Lembaga hukum merupakan
lembaga penegak keadilan dalam suatu masyarakat, lembaga di mana masyarakat
memerlukan dan mencari suatu keadilan. Idealnya, lembaga hukum tidak boleh
sedikitpun bergoyah dalam menerapkan keadilan yang didasarkan atas ketentuan
hukum dan syari’at yang telah disepakati bersama. Hukum menjamin agar keadilan
dapat dijalankan secara murni dan konsekuen untuk seluruh rakyat tanpa
membedakan asal-usul, warna kulit, kedudukan, keyakinan dan lain sebagainya.
Jika keadilan sudah tidak ada lagi maka masyarakat akan mengalami ketimpangan.
Oleh karena itu, lembaga hukum dalam masyarakat madani harus menjadi tempat
mencari keadilan. Hal ini bisa diciptakan jika lembaga hukum tersebut
dihormati, dijaga dan dijamin integritasnya secara konsekuen.
Jika kita berkaca kepada
potret penegakan hukum di Indonesia setelah menilik dari berbagai kasus
(menurut penulis) belumlah berjalan dengan baik, bahkan bisa dikatakan buruk.
Lemahnya penegakan hukum di Indonesia saat ini dapat tercermin dari berbagai
penyelesaian kasus besar yang belum tuntas salah satunya praktek korupsi yang
menggurita, namun ironisnya para pelakunya sangat sedikit yang terjerat oleh
hukum. Kenyataan tersebut justru berbanding terbalik dengan beberapa kasus yang
melibatkan rakyat kecil, dalam hal ini aparat penegakkan hukum cepat tanggap,
karena sebagaimana kita ketahui yang terlibat kasus korupsi merupakan kalangan
berdasi alias para pejabat dan orang-orang berduit yang memiliki kekuatan (power) untuk menginterfensi efektifitas
dari penegakan hukum itu sendiri.
Realita penegakan hukum
yang demikian sudah pasti akan menciderai hati rakyat kecil yang akan berujung
pada ketidakpercayaan masyarakat pada hukum, khususnya aparat penegak hukum itu
sendiri.

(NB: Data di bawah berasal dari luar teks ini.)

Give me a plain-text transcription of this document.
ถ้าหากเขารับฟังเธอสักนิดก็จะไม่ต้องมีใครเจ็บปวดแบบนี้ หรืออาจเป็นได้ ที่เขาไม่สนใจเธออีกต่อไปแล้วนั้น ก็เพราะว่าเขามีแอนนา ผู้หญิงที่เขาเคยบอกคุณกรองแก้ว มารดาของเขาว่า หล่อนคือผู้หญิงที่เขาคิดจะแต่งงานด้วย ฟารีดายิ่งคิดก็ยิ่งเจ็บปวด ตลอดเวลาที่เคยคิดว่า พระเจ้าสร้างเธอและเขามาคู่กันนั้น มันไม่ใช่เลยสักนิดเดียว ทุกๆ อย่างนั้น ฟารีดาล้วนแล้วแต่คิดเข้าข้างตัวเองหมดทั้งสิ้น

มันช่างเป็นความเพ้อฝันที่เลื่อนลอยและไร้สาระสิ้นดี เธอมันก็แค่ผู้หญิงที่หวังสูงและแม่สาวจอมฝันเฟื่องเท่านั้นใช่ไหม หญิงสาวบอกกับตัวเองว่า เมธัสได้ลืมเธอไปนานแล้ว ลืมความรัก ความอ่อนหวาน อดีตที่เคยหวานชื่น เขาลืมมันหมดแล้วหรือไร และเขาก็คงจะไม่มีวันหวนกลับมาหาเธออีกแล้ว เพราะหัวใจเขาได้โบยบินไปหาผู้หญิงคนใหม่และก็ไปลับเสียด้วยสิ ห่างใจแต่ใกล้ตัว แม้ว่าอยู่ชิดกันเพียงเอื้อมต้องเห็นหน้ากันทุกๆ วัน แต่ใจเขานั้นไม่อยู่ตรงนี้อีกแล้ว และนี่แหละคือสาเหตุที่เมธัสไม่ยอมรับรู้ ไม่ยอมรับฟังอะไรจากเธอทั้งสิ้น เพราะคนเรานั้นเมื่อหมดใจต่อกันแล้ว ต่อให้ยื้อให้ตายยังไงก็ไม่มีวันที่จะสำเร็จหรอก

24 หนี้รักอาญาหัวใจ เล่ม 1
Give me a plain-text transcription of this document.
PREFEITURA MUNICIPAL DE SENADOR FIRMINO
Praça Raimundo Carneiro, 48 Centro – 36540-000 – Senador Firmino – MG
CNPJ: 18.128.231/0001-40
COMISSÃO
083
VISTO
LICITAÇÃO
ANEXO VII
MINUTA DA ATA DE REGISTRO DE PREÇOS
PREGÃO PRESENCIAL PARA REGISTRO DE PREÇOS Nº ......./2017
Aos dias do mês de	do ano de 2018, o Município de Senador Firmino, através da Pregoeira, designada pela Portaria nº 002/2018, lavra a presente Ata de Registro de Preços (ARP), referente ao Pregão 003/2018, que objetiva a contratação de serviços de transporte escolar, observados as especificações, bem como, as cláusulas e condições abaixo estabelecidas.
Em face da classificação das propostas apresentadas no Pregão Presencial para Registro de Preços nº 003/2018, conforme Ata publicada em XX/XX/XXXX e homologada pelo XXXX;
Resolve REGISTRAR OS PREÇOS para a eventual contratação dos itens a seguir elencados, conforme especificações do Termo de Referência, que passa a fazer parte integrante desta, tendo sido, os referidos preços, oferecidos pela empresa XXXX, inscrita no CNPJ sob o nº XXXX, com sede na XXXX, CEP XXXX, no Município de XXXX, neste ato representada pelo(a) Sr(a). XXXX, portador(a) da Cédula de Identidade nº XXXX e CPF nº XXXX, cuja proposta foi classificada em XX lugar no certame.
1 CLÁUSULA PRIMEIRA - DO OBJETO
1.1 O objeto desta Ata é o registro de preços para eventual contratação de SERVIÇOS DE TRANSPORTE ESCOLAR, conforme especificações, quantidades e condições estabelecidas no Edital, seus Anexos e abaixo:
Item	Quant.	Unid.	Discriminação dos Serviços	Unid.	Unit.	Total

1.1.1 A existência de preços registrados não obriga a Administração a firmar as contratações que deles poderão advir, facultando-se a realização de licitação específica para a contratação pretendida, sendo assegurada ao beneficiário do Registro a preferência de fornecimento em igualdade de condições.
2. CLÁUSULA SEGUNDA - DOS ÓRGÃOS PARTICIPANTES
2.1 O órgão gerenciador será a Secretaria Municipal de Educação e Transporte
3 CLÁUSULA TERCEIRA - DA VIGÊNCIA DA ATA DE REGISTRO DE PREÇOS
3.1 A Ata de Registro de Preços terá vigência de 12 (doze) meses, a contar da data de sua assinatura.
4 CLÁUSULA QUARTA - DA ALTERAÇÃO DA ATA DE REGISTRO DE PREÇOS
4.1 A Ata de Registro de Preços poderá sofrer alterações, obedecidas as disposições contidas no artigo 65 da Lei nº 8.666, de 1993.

Sebagaimana sama-sama kita ketahui para pencari keadilan yang note
bene adalah masyarakat kecil sering dibuat frustasi oleh para penegak hukum
yang nyatanya lebih memihak pada golongan berduit. Sehingga orang sering
menggambarkan kalau hukum Indonesia seperti jaring laba-laba yang hanya mampu
menangkap hewan-hewan kecil, namun tidak mampu menahan hewan besar tetapi hewan
besar tersebutlah yang mungkin menghancurkan seluruh jaring laba-laba.
Problematika penegakan
hukum yang mengandung unsur ketidakadilan mengakibatkan adanya isu mafia
peradilan, keadilan dapat dibeli, munculnya bahasa-bahasa yang sarkastis dengan
plesetan HAKIM (Hubungi Aku Kalau Ingin Menang), KUHAP diplesetkan sebagai
Kurang Uang Hukuman Penjara, UUD (Ujung-Ujungnya Duit) tidaklah muncul begitu
saja. Kesemuanya ini merupakan “produk sampingan” dari bekerjanya
lembaga-lembaga hukum itu sendiri. Ungkap-ungkapan ini merupakan reaksi dari
rasa keadilan masyarakat yang terkoyak karena bekerja lembaga-lembaga hukum
yang tidak profesional maupun putusan hakim/putusan pengadilan yang semata-mata
hanya berlandaskan pada aspek yuridis. Berlakunya hukum di tengah-tengah
masyarakat, mengemban tujuan untuk mewujudkan keadilan, kepastian hukum dan
kemanfaatan dan pemberdayaan sosial bagi masyarakatnya.